Йозеф Рот - Берлин и его окрестности (сборник)
Умбо (Отто Умбер). В джаз-баре. 1930 г. (С приходом Гитлера к власти джаз будет запрещен.)
Покуда у них не было своего помещения, люди эти благополучно терялись в анонимности мира, у которого и без них своих забот хватает. Но с той поры, как они стали собираться под одной крышей, они обрели омерзительную явность видений, которые вопят о себе тем громче, чем сомнительнее их материальность. Сто, пятьдесят, даже тридцать лет назад так называемая богема была не чем иным, как плотью от плоти буржуазии, против которой она выступала и от которой произошла. Взбунтовавшийся буржуа превращался в представителя богемы. Уют «артистического кафе» или художественной мастерской был не чем иным, как уютом родного дома, только чуть более безалаберным.

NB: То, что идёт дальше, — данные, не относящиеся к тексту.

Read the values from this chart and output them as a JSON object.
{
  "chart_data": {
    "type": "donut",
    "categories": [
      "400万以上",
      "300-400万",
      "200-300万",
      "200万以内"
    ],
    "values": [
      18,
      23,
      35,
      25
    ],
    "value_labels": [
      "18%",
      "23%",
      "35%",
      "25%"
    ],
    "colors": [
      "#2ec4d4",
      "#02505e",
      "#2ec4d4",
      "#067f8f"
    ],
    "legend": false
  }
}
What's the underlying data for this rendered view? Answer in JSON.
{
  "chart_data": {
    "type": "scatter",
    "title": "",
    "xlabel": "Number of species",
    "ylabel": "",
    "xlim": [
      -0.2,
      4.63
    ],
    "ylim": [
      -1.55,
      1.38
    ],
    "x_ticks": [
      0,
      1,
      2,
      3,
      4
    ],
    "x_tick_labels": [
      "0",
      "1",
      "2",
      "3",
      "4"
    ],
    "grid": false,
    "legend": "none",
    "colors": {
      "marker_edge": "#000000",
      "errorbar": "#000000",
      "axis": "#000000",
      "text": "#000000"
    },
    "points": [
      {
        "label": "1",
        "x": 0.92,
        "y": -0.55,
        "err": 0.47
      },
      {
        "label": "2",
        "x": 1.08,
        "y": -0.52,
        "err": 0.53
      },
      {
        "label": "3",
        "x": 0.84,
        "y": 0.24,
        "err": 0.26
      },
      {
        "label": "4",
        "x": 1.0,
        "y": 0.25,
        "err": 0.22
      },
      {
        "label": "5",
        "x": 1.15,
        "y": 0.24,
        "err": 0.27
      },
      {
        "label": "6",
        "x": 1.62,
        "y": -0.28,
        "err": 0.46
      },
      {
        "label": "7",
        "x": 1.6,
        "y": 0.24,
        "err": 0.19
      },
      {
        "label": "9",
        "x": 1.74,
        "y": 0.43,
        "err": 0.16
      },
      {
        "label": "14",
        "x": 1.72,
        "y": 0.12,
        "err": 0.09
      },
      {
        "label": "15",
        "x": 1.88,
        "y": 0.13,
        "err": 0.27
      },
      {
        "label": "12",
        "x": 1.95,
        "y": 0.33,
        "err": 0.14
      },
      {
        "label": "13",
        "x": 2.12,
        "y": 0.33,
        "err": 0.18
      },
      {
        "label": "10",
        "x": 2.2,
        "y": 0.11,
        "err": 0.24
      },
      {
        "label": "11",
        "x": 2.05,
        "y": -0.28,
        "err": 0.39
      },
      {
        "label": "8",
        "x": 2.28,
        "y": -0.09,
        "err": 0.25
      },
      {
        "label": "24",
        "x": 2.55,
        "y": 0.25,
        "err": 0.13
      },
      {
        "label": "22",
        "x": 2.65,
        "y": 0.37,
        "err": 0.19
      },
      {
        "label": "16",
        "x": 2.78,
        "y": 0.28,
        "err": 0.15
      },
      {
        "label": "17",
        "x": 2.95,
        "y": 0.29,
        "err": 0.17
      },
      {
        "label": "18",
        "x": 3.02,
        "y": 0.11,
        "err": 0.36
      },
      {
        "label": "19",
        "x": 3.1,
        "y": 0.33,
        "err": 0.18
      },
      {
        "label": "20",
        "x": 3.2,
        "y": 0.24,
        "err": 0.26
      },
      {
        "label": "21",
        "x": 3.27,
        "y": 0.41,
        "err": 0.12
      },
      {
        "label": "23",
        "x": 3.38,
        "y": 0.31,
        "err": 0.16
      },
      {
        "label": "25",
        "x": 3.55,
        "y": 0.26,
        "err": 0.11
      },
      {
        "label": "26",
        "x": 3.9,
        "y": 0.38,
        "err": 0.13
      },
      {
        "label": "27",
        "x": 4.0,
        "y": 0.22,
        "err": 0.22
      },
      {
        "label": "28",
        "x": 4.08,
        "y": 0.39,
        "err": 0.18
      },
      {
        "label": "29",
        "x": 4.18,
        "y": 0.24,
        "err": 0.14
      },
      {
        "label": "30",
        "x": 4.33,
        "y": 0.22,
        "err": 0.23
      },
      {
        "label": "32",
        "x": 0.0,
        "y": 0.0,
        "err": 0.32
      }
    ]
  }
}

Это была, так сказать, распущенность в мещанской садовой беседке[34]. Жутковатое блаженство, с которым богема упивалась спиртным и шансоном, революционными идеалами и безденежьем, обретая во всем этом и спортивный азарт, и развлечение, и возможность манифестации, нисколько не отличалось от упоения, с каким отцы богемных бунтовщиков праздновали серебряную свадьбу или юбилей двадцатого адюльтера. Просто отцы еще были чужды музам, только и всего. И ничего не сочиняли по подобным поводам. Эта богема теперь умерла. Ее бесславные реликвии теперь за входную плату можно созерцать в тех укромных уголках Парижа, куда искушенные экскурсоводы за процент от сбора водят приехавших подышать романтикой американцев и адреса которых любой приехавший в Париж немецкий путешественник при желании может получить в записочке от так называемого знатока. Но даже там, в Париже, как-никак имеющем право претендовать на сохранение подобных музейных воспоминаний, театральный эффект от этих рудиментов богемы достаточно убог и только ценой самоотверженных усилий гида хоть сколько-то приемлем, да и то лишь для любителей банальностей. Галстуки, прежде призванные шокировать буржуа своей экстравагантностью, теперь всего лишь служат его развлечению. Но, как бы там ни было, закон инерции, согласно которому даже гнилая традиция не хочет расставаться со своими «памятными местами», еще как-то можно уважать.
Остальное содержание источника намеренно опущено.